For "aaaaaaaaaaaaaaaaaaaaaaaaaaaabs", when it gets to the end and finds that the string doesn't match (because of the s), it's not correctly recognizing that the s means it can never match. So, having gone through and likely matched as

(aaaaaaaaaaaaaaaaaaaaaaaaaaaa)bs

it thinks "Oh, maybe it failed because of the way I grouped the as - and goes back and tries all the other combinations of the as.

(aaaaaaaaaaaaaaaaaaaaaaaaaaa)(a)bs  // Nope, still no match
(aaaaaaaaaaaaaaaaaaaaaaaaaa)(aa)bs  // ...
(aaaaaaaaaaaaaaaaaaaaaaaaa)(aaa)bs  // ...
...
(a)(aaaaaaaaaaaaaaaaaaaaaaaaaaa)bs  // ...
(aaaaaaaaaaaaaaaaaaaaaaaaaa(a)(a)bs  // ...
(aaaaaaaaaaaaaaaaaaaaaaaaa(aa)(a)bs  // ...
(aaaaaaaaaaaaaaaaaaaaaaaa(aaa)(a)bs  // ...
...

There are lots of these (I think there are something like 2^27 - that's 134,217,728 - combinations for 28 as, because each a can either be part of the previous group, or start its own group), so it takes a long time.

answered Oct 17 '22 12:10

Andy Turner

I don't know Perl too well but the Python version is not equivalent to the Java one. You are using search() but the Java version is using matches(). The equivalent method in Python would be fullmatch()

When I run your examples in Python (3.8.2) with search() I get quick results as you do. When I run it with fullmatch() I get poor (multi-second) execution time. Could it be that your Perl example is also not doing a full match?

BTW: if you want to try the Java version of search you would use:

Pattern.compile("(a+)+b").matcher("aaaaaaaaaaaaaaaaaaaaaaaaaaaabs").find();

There might be some slight difference in the semantics but it should be close enough for this purpose.

answered Oct 17 '22 14:10

JimmyJames

The extra + causes a lot of backtracking (in a naive regexp implementation) when the string cannot be matched. If the string can be matched, the answer is known in the first try.
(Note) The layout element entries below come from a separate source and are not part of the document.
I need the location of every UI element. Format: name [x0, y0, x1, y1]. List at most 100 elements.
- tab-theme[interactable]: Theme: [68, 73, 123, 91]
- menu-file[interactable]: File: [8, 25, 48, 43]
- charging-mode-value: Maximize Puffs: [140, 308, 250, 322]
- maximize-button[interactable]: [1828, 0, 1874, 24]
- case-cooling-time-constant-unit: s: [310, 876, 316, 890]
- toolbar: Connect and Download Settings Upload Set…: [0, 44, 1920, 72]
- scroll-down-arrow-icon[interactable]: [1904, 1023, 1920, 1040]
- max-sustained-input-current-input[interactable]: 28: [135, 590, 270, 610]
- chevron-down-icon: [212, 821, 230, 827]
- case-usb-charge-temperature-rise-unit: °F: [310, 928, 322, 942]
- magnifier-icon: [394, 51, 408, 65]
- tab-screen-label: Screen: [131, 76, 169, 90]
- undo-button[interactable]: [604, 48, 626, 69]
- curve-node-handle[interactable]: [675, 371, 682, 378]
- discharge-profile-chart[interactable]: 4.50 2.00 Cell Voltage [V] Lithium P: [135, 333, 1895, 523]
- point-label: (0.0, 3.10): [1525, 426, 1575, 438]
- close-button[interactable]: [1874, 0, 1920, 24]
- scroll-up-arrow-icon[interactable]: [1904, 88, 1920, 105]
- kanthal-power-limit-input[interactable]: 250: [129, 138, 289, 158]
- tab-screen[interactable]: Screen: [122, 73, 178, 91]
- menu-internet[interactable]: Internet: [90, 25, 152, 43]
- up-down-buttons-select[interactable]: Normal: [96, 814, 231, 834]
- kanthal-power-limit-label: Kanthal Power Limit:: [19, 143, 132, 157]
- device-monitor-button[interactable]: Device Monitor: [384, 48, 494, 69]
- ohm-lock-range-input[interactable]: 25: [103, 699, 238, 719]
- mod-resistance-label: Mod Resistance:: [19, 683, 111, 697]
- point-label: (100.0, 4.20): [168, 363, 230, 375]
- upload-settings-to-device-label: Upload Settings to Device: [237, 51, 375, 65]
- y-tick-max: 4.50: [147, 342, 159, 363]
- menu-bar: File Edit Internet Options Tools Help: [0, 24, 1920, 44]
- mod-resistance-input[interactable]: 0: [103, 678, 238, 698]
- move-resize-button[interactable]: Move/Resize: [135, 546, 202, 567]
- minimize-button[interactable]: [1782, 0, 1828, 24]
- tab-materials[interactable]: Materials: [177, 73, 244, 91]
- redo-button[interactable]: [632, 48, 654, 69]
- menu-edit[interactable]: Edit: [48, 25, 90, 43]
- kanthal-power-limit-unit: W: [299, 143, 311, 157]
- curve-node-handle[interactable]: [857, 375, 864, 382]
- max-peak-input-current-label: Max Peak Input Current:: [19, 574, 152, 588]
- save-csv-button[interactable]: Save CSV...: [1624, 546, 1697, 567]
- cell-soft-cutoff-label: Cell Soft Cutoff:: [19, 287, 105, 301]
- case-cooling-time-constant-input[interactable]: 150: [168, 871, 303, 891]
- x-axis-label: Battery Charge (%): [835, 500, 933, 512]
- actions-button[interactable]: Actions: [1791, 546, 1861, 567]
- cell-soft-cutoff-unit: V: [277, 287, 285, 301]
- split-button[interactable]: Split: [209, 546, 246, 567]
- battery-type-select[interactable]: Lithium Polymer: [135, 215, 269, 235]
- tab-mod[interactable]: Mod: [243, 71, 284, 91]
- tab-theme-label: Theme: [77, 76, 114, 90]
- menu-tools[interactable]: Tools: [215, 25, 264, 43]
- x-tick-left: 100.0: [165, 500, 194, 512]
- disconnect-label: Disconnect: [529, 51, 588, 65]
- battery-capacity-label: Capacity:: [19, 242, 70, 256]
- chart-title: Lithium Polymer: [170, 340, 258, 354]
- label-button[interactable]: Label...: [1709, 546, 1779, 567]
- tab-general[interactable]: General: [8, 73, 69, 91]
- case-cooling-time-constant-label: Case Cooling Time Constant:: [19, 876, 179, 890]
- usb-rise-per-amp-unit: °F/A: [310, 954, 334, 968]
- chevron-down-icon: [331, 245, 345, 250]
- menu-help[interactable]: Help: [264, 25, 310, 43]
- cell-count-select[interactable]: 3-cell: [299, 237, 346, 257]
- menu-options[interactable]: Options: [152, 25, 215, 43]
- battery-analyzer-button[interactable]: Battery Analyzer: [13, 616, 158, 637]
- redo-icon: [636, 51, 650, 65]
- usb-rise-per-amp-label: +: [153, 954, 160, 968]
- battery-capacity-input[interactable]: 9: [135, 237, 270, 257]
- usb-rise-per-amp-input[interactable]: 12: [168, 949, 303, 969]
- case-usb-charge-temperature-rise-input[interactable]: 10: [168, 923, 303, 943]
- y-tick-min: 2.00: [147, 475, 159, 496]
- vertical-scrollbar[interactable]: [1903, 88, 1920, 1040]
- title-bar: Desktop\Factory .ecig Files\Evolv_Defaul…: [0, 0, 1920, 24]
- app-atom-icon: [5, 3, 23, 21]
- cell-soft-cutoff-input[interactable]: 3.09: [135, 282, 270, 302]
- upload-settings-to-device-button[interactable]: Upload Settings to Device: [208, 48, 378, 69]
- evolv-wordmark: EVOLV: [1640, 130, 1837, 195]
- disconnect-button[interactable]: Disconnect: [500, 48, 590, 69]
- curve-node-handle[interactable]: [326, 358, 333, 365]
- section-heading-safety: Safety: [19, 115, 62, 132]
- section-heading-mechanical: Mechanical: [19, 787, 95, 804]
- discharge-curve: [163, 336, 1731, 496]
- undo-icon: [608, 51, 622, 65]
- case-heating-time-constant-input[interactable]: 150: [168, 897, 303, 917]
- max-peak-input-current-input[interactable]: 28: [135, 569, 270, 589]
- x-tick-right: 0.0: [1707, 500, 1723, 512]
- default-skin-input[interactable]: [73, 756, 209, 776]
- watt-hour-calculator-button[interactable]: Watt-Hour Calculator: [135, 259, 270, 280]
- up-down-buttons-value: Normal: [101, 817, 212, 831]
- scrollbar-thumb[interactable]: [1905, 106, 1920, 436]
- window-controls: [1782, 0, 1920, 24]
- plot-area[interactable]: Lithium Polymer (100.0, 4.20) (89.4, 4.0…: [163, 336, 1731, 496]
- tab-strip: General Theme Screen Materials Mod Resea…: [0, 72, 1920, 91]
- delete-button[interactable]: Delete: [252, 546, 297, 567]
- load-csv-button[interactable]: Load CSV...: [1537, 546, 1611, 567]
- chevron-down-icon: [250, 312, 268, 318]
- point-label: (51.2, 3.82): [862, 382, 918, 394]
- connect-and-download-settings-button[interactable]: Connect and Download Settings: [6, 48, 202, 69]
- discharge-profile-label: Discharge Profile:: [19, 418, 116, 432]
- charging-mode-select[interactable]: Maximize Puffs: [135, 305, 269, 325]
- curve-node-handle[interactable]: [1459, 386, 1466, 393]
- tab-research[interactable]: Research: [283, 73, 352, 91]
This explains why the case 2 is fast and only case 3 is slow.

answered Oct 17 '22 13:10

Henry

The site https://swtch.com/~rsc/regexp/regexp1.html has some detailed information on regular expression implementation techniques and the theory behind them. I know link only answers are bad, but this is worth reading, showing an example regular expression that completes in 30 micro seconds with the better implementation, and 60 seconds (2 million times slower) with the better known and more obvious way.

It says

"Today, regular expressions have also become a shining example of how ignoring good theory leads to bad programs. The regular expression implementations used by today's popular tools are significantly slower than the ones used in many of those thirty-year-old Unix tools."

Other answers saying that the extra + causes too much backtracking are correct, but only if you ignore the good theory.